Thursday, November 22, 2012

Thankful for the Family bed

"Sleep-sharing babies get the message "I'm just as valuable to be next to at night as I am during the day. I belong to someone twenty-four hours a day."  - Dr. William Sears, M.D. 

One of my favorite things about my new family is sharing sleep. There is nothing better than sleeping baby snuggles. Western culture seems to insist that parents and babies should be separated, most especially at night. Mothers are encouraged to ignore their instincts and to focus on teaching their baby independence, as if it isn't a milestone that comes naturally.

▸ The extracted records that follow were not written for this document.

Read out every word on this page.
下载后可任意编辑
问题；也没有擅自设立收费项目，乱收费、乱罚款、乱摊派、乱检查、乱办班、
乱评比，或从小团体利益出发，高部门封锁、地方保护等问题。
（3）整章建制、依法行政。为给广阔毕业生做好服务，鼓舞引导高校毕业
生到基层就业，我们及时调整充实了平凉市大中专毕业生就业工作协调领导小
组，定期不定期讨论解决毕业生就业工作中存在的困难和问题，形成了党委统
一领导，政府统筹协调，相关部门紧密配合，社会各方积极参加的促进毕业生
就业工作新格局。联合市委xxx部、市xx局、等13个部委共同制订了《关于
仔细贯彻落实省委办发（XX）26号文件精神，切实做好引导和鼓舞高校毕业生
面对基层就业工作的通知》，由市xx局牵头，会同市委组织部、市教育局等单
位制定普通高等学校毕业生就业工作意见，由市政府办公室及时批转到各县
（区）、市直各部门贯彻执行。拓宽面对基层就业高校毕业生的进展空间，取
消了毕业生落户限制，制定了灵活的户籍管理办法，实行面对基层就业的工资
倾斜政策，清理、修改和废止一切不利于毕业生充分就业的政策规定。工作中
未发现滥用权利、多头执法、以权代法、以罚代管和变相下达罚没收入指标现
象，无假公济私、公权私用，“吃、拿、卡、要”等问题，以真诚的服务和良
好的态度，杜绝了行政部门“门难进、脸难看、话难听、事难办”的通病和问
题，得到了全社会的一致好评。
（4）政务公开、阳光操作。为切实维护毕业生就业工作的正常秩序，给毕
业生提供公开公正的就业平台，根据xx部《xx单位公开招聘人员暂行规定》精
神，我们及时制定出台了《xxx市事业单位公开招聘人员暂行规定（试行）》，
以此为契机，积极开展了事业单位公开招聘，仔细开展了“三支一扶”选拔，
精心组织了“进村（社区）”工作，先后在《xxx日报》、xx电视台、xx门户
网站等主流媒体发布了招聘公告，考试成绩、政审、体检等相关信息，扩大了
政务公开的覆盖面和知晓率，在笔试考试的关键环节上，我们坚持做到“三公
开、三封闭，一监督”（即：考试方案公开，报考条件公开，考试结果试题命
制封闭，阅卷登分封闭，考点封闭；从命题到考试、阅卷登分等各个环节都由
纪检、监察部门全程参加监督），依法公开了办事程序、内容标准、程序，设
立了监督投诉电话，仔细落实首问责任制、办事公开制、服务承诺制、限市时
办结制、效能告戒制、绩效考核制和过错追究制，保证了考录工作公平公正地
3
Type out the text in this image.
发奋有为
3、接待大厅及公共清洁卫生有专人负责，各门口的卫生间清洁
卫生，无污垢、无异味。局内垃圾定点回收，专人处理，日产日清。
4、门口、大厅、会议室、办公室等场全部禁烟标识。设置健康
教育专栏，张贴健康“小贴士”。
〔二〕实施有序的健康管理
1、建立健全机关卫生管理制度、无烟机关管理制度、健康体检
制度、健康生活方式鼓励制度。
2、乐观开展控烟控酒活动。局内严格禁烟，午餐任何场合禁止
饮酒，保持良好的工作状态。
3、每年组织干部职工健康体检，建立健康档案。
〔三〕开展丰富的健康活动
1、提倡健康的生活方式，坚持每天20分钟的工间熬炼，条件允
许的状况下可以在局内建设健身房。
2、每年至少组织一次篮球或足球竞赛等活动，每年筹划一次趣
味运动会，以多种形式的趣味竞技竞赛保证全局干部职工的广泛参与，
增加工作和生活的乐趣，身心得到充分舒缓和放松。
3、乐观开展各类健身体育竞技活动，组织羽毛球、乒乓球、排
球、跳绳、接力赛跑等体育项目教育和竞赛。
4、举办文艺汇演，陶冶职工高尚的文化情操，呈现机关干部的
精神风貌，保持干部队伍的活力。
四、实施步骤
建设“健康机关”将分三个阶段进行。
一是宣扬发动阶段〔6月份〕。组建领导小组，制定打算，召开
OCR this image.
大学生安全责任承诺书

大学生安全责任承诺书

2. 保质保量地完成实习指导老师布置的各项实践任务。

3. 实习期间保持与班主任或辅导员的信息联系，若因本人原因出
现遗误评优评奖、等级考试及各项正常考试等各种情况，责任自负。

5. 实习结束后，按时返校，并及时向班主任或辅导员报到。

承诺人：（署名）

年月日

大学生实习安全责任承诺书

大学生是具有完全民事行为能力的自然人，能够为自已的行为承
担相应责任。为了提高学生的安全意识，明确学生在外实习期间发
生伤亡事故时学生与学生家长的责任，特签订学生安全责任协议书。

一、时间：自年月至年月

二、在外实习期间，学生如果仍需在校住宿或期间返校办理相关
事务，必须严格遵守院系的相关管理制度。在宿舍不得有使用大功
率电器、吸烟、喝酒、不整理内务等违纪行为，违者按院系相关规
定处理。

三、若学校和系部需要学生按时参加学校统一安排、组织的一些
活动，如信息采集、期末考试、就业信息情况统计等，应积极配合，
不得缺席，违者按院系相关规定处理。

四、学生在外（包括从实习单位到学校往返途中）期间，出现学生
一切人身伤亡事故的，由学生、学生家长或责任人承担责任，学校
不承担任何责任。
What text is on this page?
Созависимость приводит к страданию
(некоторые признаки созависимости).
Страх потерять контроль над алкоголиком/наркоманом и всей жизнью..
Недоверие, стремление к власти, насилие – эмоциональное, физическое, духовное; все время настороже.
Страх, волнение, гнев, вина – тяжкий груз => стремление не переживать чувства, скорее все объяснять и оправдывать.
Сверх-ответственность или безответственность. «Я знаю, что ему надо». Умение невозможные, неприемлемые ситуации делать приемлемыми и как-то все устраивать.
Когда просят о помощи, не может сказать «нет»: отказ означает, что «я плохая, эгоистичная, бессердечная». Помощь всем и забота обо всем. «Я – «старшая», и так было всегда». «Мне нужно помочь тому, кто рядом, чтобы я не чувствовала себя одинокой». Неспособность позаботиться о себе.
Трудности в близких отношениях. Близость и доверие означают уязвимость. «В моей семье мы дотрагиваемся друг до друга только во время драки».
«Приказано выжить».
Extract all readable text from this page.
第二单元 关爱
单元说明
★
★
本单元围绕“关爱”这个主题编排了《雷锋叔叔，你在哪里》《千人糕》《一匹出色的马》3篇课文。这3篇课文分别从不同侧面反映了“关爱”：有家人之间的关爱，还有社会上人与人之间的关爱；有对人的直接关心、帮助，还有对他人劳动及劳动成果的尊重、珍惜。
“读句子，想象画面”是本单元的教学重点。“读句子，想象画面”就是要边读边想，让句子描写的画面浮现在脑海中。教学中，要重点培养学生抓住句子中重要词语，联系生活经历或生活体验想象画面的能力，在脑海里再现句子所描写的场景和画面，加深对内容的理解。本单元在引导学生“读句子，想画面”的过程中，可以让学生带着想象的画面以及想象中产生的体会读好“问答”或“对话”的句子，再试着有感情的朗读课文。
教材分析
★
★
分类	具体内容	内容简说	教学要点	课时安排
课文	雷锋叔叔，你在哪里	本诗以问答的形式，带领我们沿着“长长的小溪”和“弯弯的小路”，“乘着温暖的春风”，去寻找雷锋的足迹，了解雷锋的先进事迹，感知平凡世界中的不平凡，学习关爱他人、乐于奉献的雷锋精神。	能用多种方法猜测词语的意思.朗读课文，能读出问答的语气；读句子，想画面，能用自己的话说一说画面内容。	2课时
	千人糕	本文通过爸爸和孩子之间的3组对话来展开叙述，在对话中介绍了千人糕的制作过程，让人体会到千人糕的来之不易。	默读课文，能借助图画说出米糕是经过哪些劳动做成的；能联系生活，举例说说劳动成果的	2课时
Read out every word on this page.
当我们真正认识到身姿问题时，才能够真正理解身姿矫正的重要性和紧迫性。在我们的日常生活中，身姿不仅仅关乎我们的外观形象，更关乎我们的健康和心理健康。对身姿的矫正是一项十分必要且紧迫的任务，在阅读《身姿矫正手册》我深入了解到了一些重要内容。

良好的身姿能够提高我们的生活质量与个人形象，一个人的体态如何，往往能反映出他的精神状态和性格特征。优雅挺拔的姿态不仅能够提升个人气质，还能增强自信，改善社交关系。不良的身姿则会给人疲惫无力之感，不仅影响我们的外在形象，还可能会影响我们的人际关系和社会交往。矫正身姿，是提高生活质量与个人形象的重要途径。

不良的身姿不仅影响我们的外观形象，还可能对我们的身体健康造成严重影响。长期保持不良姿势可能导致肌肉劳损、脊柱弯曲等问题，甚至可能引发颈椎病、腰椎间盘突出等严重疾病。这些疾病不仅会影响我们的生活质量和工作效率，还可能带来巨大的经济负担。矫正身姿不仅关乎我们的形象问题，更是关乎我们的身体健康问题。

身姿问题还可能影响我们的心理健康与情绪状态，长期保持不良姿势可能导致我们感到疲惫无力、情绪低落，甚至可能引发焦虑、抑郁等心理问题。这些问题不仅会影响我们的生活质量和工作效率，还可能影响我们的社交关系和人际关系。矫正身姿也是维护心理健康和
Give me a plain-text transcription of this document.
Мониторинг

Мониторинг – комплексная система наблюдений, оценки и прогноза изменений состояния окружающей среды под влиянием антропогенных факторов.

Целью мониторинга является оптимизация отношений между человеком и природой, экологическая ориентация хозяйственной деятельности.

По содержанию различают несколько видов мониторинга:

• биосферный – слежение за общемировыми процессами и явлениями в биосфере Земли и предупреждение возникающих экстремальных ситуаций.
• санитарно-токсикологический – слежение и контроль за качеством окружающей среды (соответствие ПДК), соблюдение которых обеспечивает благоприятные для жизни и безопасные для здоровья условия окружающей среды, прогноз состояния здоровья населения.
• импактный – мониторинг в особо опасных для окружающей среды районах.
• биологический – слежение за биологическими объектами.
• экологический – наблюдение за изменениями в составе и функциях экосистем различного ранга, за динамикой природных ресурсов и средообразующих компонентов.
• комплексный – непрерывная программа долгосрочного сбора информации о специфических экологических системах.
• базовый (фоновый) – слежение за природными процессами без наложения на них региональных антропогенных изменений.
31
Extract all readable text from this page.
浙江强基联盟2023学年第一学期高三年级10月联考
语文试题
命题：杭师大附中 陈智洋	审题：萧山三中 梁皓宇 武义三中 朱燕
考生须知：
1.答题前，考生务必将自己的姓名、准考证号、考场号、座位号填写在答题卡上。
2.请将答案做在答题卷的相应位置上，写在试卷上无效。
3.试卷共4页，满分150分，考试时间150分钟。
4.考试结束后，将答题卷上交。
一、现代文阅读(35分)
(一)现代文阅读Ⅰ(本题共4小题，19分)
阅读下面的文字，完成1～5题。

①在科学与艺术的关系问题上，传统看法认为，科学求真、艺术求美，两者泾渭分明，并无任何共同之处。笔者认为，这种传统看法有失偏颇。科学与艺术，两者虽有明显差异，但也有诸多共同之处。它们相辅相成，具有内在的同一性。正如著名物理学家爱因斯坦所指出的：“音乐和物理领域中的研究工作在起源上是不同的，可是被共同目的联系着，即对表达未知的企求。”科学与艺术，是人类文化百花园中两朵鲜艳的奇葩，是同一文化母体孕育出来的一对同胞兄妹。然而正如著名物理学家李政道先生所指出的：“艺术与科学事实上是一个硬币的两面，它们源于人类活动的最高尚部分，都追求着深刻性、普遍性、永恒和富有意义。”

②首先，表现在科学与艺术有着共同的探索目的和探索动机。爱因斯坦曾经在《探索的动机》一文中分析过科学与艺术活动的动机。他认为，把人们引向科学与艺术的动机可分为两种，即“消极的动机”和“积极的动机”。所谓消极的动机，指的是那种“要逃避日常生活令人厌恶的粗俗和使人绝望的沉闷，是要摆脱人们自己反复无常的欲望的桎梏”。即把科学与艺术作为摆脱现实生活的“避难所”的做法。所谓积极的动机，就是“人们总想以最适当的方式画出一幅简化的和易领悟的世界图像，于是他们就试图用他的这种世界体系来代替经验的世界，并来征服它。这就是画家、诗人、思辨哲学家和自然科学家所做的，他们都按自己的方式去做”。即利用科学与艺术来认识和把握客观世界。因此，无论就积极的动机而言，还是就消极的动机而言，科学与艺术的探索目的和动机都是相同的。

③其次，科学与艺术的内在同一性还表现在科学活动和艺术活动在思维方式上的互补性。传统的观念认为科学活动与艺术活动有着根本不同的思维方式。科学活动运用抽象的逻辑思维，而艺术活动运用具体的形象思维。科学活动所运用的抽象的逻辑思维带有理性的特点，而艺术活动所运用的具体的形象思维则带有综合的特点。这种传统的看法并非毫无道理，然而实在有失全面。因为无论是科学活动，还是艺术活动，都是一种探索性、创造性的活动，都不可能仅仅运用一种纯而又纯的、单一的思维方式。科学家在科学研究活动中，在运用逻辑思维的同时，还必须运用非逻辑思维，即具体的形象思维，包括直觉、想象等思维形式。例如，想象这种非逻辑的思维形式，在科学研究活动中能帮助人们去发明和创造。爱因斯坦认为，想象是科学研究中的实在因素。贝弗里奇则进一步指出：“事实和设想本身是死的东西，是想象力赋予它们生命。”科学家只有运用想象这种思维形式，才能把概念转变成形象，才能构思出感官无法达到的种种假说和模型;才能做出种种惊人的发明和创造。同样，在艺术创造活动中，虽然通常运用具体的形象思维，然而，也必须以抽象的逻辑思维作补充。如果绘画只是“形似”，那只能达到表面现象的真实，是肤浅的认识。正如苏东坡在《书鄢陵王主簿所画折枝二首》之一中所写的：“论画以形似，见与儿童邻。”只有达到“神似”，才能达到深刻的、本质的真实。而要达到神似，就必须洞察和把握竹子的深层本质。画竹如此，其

I sometimes imagine what life would be like for a mother who has to jump out of bed in the morning or in the middle of the night to comfort a crying baby.

At brightly living headquarters, our nights, and our mornings, do not look like this. They look leisurely, natural, lazy. I wake up to a sleeping Bee and I'm free to watch her. I take in all of the moments I'd miss if we were sleeping alone. Things like her laughing and smiling through dreams, or her stirring slightly and settling when she reaches out to touch me. I can see her chest rise with mine, our breathing patterns completely in sync, we are totally relaxed and secure in our attachment. She does not cry when she wakes, she smiles. We are each other's first sensory experience every day. I feel her warm body against mine, I hear her breathing, I smell her lavender washed hair from the previous night's bath, I see her. It's our only time to be completely together without interruption.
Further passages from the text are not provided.